I huff a quiet breath, running my tongue along the back of my teeth as I consider the weight of that. “You understand what that looks like.”

“I don’t care what it looks like.”

“I do.”

“Of course you do,” she says, frustration creeping back in. “Because everything here is about how it looks.”

“That’s not entirely wrong,” I admit, which throws her off for half a second. “But it’s not the whole of it either.”

“Then explain it,” she says.

I hesitate, because explaining it means acknowledging it, and acknowledging it means I can’t pretend this is simple anymore. “If I move on this without justification,” I say, “I draw attention from every direction that matters. My father will question it. The court will question it. Every house looking for a weakness will see one.”

“Then give them a reason not to,” she says.

“It doesn’t work like that.”

“Then make it.”

I almost laugh, but it dies before it reaches my throat. “You’re asking me to risk everything on something that doesn’t benefit us.”

“I’m asking you to stop pretending it doesn’t affect you,” she replies.

That lands harder than anything else she’s said, because there’s truth in it I haven’t decided what to do with yet.

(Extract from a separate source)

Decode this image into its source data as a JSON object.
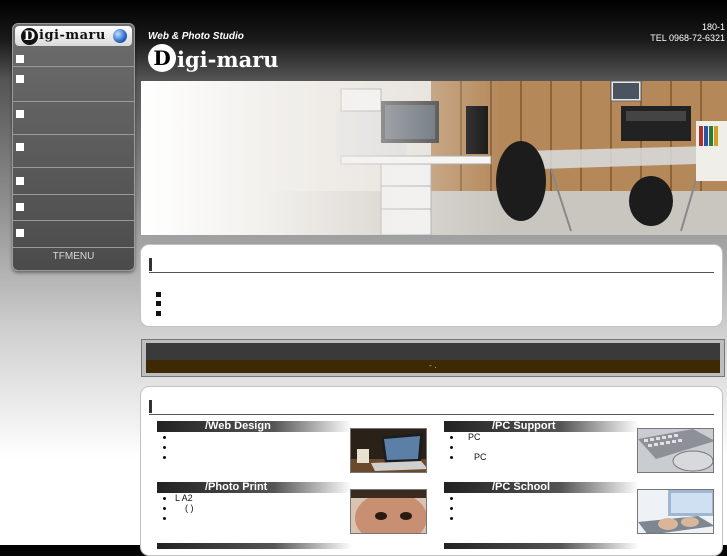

I look at her, at the steadiness in her posture and the way she refuses to back down even now, and I realize she isn’t going to let this go.

“You don’t understand the scale of what you’re asking,” I say.

“Then tell me,” she challenges.

I exhale slowly, glancing back toward the table where the report sits, the inked lines cutting across it in a pattern I can’t unsee now that I’ve recognized it. When I look back at her, the calculation has shifted, not resolved but no longer dismissed.